AMD has set an ambitious goal for the next six years: By 2020, the chipmaker wants its Accelerated Processing Units to become 25 times more power-efficient.
By comparison, the energy efficiency of AMD chips only increased tenfold over the last six years. AMD says it wants to refocus on power consumption given that personal computers now consume one percent of the world's energy worldwide, and servers consume another 1.5 percent.
The crazy part is that AMD thinks it can outpace Moore's Law, which states that a given area can pack in twice as many transistors—and therefore double computing power or efficiency—every two years. Although AMD has warned in the past that Moore's Law will slow down, the company now claims it can break ahead of the efficiency curve by at least 70 percent over the next six years.
The key, as AMD has explained before, lies in heterogeneous system architecture enabled by AMD's APUs.

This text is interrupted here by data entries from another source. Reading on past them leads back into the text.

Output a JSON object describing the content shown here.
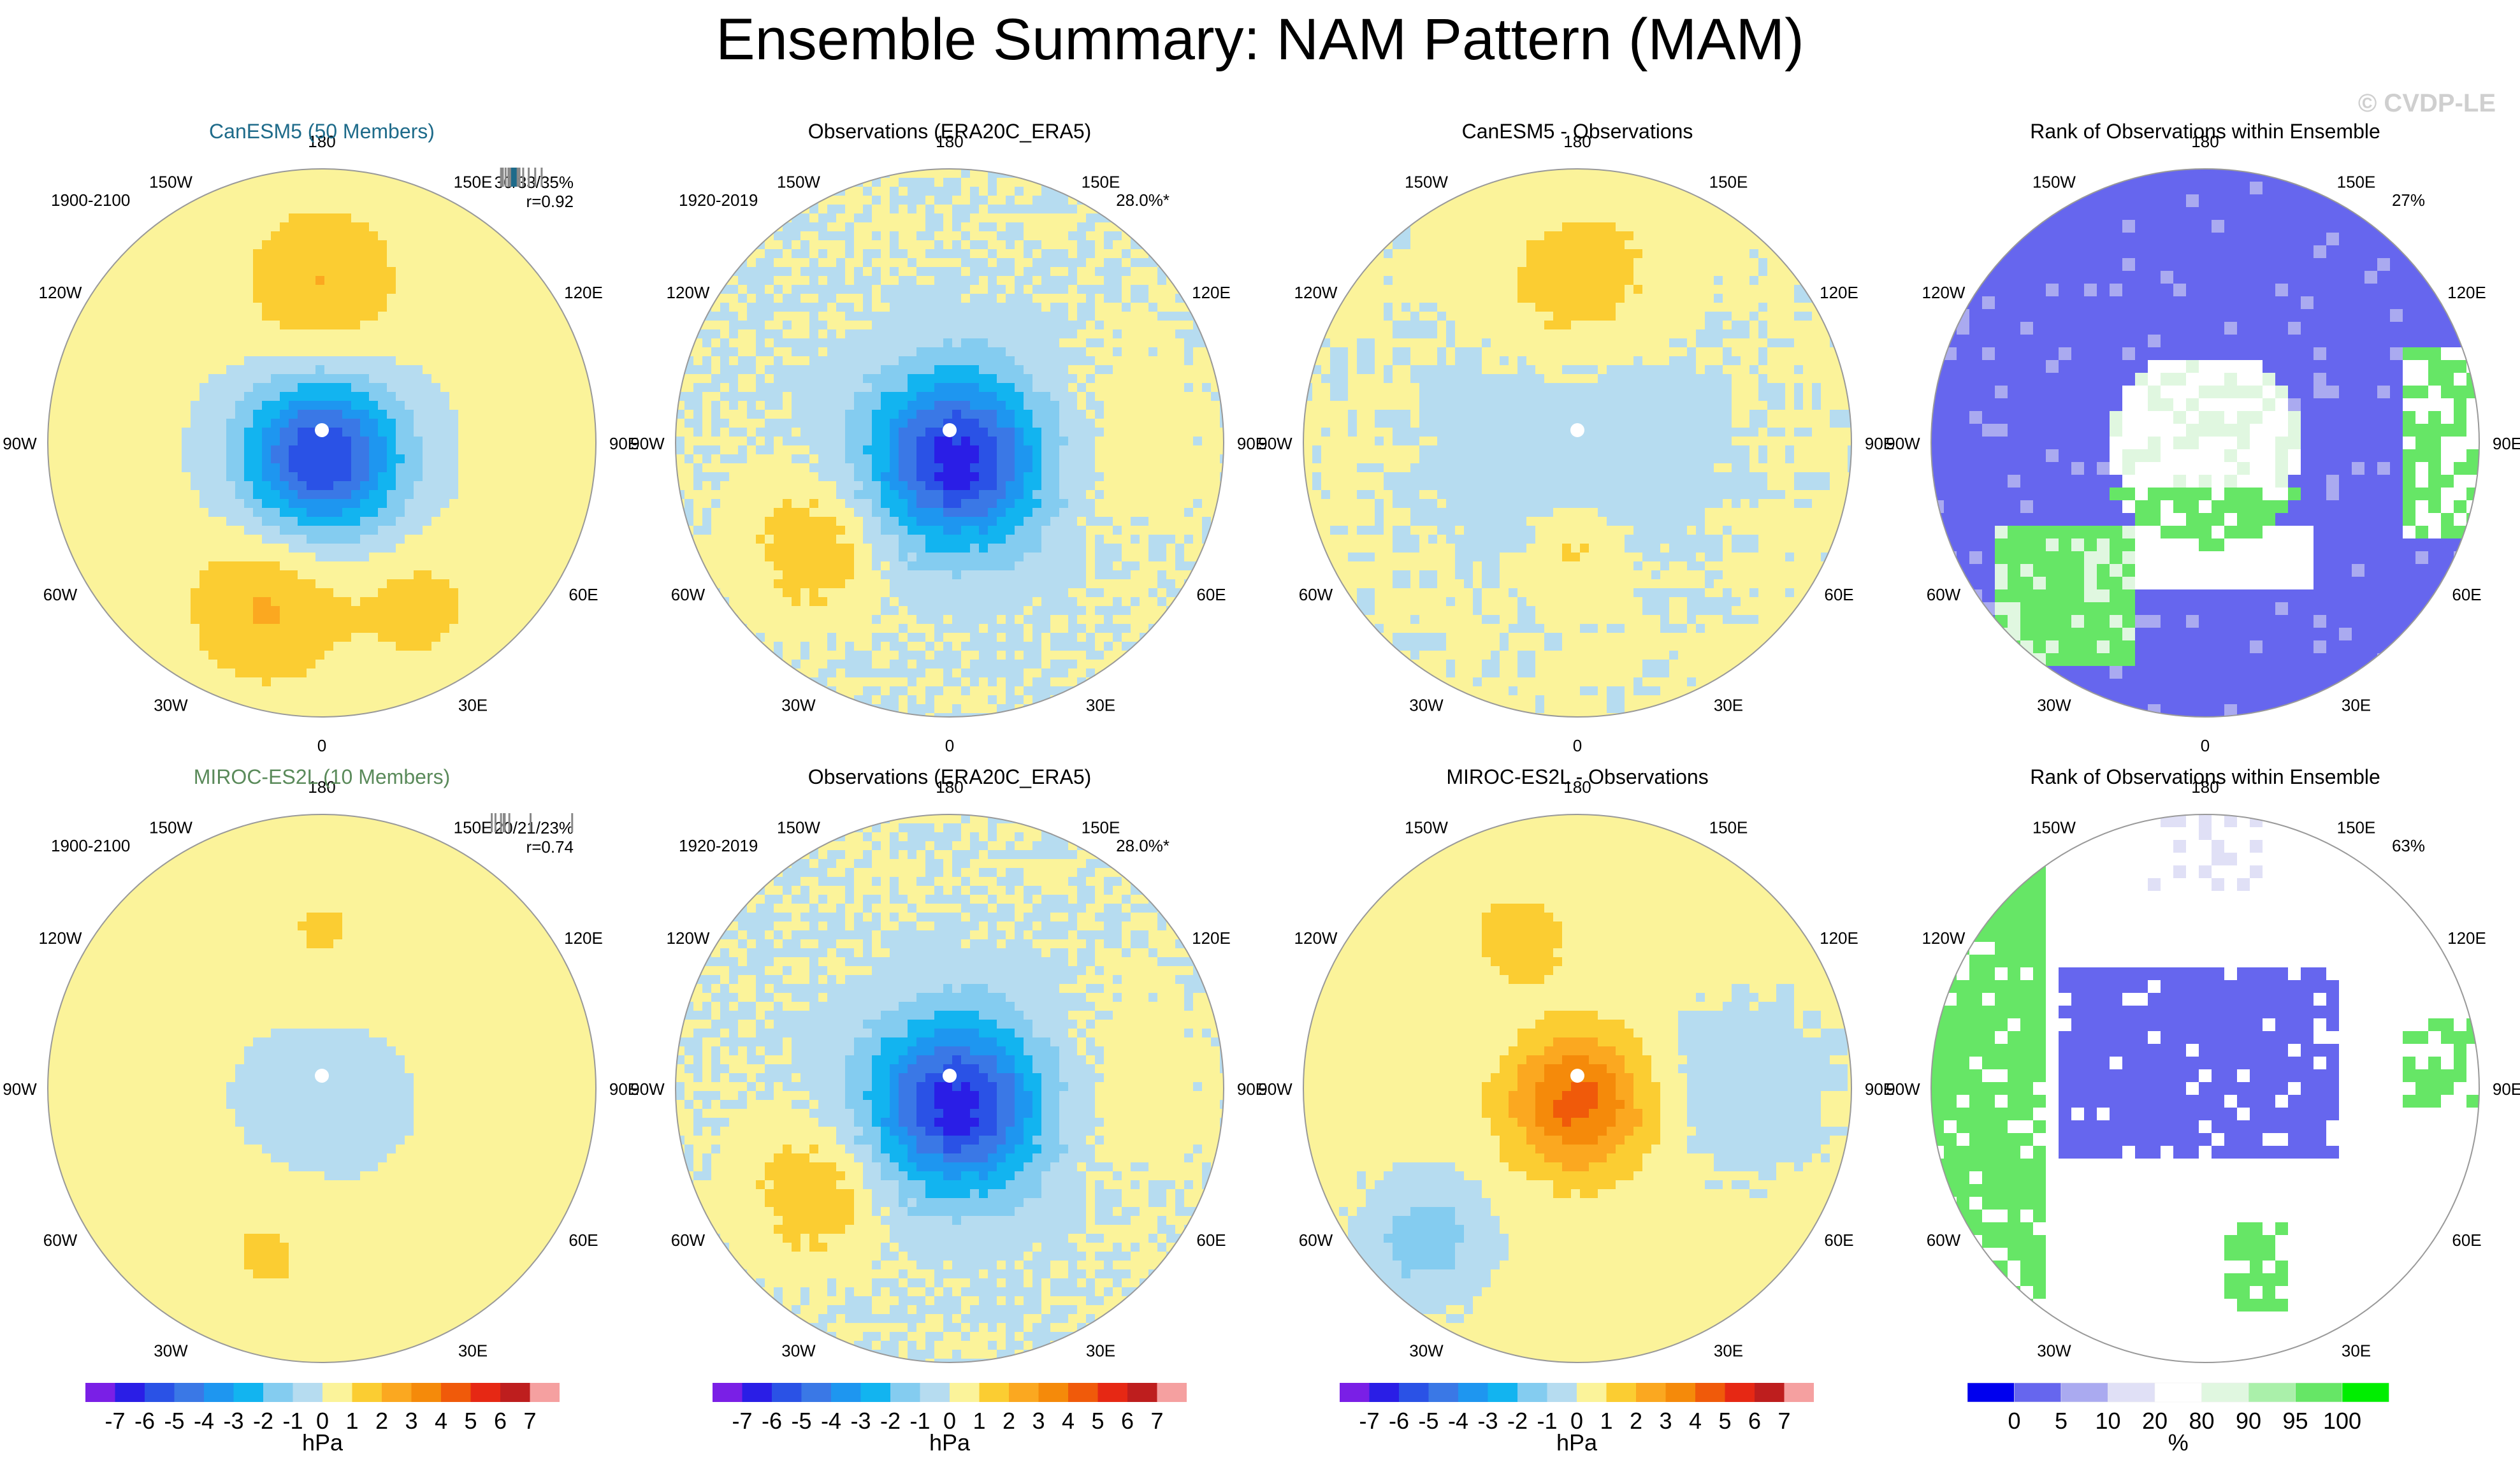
{
  "title": "Ensemble Summary: NAM Pattern (MAM)",
  "credit": "© CVDP-LE",
  "colors": {
    "hpa": [
      "#7a1fe6",
      "#2a1ee6",
      "#2a52e6",
      "#3a78e6",
      "#1e96f0",
      "#12b4f0",
      "#84ccf0",
      "#b6dcf0",
      "#fbf39a",
      "#fbcd32",
      "#fba820",
      "#f58a0a",
      "#f05a0a",
      "#e62814",
      "#be1e1e",
      "#f5a0a0"
    ],
    "rank": [
      "#0000ee",
      "#6666ee",
      "#aaaaf0",
      "#e0e0f6",
      "#ffffff",
      "#e0f7e0",
      "#aaf0aa",
      "#66e666",
      "#00ee00"
    ]
  },
  "lon_labels": [
    "180",
    "150E",
    "120E",
    "90E",
    "60E",
    "30E",
    "0",
    "30W",
    "60W",
    "90W",
    "120W",
    "150W"
  ],
  "colorbars": {
    "hpa": {
      "labels": [
        "-7",
        "-6",
        "-5",
        "-4",
        "-3",
        "-2",
        "-1",
        "0",
        "1",
        "2",
        "3",
        "4",
        "5",
        "6",
        "7"
      ],
      "unit": "hPa"
    },
    "rank": {
      "labels": [
        "0",
        "5",
        "10",
        "20",
        "80",
        "90",
        "95",
        "100"
      ],
      "unit": "%"
    }
  },
  "chart_data": [
    {
      "type": "heatmap",
      "name": "panel-canesm5",
      "title": "CanESM5 (50 Members)",
      "title_color": "#1e6b8a",
      "period": "1900-2100",
      "stat": "30/33/35%",
      "r": "r=0.92",
      "field": "nam",
      "amp": 1.0,
      "pol": 0.9,
      "ticks": [
        0.18,
        0.2,
        0.23,
        0.26,
        0.28,
        0.3,
        0.31,
        0.32,
        0.33,
        0.34,
        0.35,
        0.36,
        0.38,
        0.42,
        0.48,
        0.55,
        0.62
      ]
    },
    {
      "type": "heatmap",
      "name": "panel-obs-top",
      "title": "Observations (ERA20C_ERA5)",
      "title_color": "#000000",
      "period": "1920-2019",
      "pct": "28.0%*",
      "field": "obs",
      "amp": 1.0,
      "pol": 1.0
    },
    {
      "type": "heatmap",
      "name": "panel-canesm5-diff",
      "title": "CanESM5 - Observations",
      "title_color": "#000000",
      "field": "diff1",
      "amp": 1.0
    },
    {
      "type": "heatmap",
      "name": "panel-rank-top",
      "title": "Rank of Observations within Ensemble",
      "title_color": "#000000",
      "pct": "27%",
      "field": "rank1"
    },
    {
      "type": "heatmap",
      "name": "panel-miroc",
      "title": "MIROC-ES2L (10 Members)",
      "title_color": "#5a8a5a",
      "period": "1900-2100",
      "stat": "20/21/23%",
      "r": "r=0.74",
      "field": "nam",
      "amp": 0.45,
      "pol": 0.35,
      "ticks": [
        0.08,
        0.12,
        0.18,
        0.21,
        0.22,
        0.27,
        0.5,
        0.95
      ]
    },
    {
      "type": "heatmap",
      "name": "panel-obs-bottom",
      "title": "Observations (ERA20C_ERA5)",
      "title_color": "#000000",
      "period": "1920-2019",
      "pct": "28.0%*",
      "field": "obs",
      "amp": 1.0,
      "pol": 1.0
    },
    {
      "type": "heatmap",
      "name": "panel-miroc-diff",
      "title": "MIROC-ES2L - Observations",
      "title_color": "#000000",
      "field": "diff2",
      "amp": 1.0
    },
    {
      "type": "heatmap",
      "name": "panel-rank-bottom",
      "title": "Rank of Observations within Ensemble",
      "title_color": "#000000",
      "pct": "63%",
      "field": "rank2"
    }
  ]
}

In these chips, the CPU and GPU sit on the same die, and in the latest chips can also share the same memory pool. This allows AMD to more efficiently shift some of the workload over to the graphics processor, while also improving performance. Cutting down the communication needed between CPU and APU will also help energy efficiency, the company says. AMD is touting other advances as well, such as intelligent power management that maximizes the amount of time spent in idle mode.
AMD's newfound focus on efficiency isn't a surprise given the rise of mobile computing, powered largely by ARM-based architectures. While rival Intel has been working hard to address this market, with low-power chips for smartphones and tablets, and more efficient Core processors for hybrid devices, AMD has been largely left out. If AMD can make good on its promises, the next six years should prove interesting as the lines continue to blur between mobile devices and traditional PCs.